Mon préféré, c’était de sortir tout haut, en public, ce qu’un élève venait de glisser en privé à un copain. Un petit elle est relou la prof qui apparaissait soudain devant toute la classe, sous le nom de quelqu’un qui jurait que ce n’était pas lui. La confusion, ensuite, se débrouillait toute seule. Et je dois ajouter un détail, parce qu’il dit déjà qui j’étais : mes bots ne se connectaient jamais en direct. Je les faisais passer par des proxies achetés dix centimes, en chaîne, que je faisais tourner à chaque visio pour brouiller l’origine. Personne, jamais, n’a su d’où ça venait.
Ce que j’en ai retenu
Il n’y a eu aucune conséquence. Ça s’est arrêté tout seul, le jour où le confinement a pris fin et où les salles ont rouvert. Avec le recul, je suis un peu gêné. Pas beaucoup. Je sais que je n’ai pas dû être reposant pour mes profs, qui faisaient déjà de leur mieux dans une situation impossible, et je leur dois une forme d’excuse tranquille. Mais je sais aussi que je n’ai abîmé personne, pas vraiment. J’ai mis un peu d’animation dans des heures qui étaient déjà mortes.

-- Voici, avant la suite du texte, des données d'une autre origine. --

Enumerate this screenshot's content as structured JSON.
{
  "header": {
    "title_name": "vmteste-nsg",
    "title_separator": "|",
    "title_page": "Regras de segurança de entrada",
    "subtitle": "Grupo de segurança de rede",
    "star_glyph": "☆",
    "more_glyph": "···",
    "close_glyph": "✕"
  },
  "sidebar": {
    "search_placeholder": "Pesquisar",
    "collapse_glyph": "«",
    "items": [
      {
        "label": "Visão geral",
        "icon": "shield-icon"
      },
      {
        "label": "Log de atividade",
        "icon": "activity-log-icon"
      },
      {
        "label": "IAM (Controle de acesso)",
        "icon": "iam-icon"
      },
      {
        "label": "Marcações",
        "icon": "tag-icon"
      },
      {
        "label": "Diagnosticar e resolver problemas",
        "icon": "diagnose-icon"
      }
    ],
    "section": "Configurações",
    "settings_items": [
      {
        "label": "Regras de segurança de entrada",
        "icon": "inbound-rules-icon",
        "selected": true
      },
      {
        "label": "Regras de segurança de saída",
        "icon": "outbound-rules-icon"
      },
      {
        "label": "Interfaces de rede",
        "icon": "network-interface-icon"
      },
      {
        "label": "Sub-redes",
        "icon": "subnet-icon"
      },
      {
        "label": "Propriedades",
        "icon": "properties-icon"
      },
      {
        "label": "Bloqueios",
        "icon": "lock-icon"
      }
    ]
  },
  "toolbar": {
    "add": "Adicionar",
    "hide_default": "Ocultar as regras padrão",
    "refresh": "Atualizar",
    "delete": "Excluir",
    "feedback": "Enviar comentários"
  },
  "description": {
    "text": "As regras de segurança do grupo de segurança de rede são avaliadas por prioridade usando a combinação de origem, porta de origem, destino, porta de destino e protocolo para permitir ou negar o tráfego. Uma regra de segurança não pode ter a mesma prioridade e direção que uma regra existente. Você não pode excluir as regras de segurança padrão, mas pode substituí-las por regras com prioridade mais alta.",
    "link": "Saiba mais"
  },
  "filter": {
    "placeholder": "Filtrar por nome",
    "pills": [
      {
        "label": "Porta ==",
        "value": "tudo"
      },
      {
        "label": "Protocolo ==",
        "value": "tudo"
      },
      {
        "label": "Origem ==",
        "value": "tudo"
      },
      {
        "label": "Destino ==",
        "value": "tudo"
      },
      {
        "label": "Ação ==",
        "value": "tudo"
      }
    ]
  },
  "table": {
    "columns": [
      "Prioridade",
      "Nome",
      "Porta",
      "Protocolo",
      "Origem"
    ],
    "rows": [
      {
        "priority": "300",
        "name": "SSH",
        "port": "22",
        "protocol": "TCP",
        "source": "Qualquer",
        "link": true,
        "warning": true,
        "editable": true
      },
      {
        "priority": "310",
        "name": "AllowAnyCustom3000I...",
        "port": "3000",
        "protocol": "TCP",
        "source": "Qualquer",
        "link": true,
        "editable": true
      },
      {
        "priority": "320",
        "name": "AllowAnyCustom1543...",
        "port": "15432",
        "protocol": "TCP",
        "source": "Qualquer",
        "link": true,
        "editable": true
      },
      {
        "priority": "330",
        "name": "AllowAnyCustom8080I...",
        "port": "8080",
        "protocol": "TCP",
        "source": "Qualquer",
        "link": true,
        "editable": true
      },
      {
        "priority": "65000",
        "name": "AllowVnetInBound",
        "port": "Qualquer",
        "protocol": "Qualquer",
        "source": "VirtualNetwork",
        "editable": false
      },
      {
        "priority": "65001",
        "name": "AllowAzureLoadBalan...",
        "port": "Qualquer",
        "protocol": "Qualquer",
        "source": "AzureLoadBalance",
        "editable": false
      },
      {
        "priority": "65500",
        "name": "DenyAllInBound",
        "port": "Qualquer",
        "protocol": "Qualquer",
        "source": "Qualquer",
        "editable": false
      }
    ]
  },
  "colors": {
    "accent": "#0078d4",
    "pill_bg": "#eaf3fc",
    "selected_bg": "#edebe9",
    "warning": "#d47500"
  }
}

L’essentiel n’est pas là, de toute façon. L’essentiel, c’est ce que ces feuilles surlignées m’ont appris en creux. J’ai compris ce qu’était un guard, à quoi sert un rate limit, pourquoi on ne fait jamais confiance à ce que le client raconte. Et je ne l’ai pas appris dans un cours : je l’ai appris en constatant l’absence de tout ça, sur un outil certifié, validé, déployé par l’État dans toutes les classes de France. Un tampon officiel garantit une conformité administrative. Il ne garantit pas qu’un système tienne debout face à quelqu’un qui prend le temps de l’observer. C’est sans doute la leçon la plus durable que cette année-là m’a laissée.
Le reste, c’est une confirmation. J’ai compris que j’aimais ça : comprendre comment une chose est faite, et ressentir ce moment net, presque calme, où elle cède sous le travail d’observation. Aujourd’hui je construis des systèmes pour de vrai, et il y a toujours, quelque part, un gamin de quatorze ans qui regarde ce que j’ai laissé en dessous.
Une dernière chose, et c’est peut-être la plus parlante. À l’époque, il n’y avait pas d’IA pour penser à ma place. Le travail était entièrement manuel : un navigateur, une imprimante, un surligneur, des feuilles, et des fenêtres de quarante-cinq minutes. Aujourd’hui, je délègue des morceaux entiers de code à des outils que ce gamin-là n’aurait pas pu imaginer. Mais le réflexe, lui, n’a pas changé. Regarder dessous.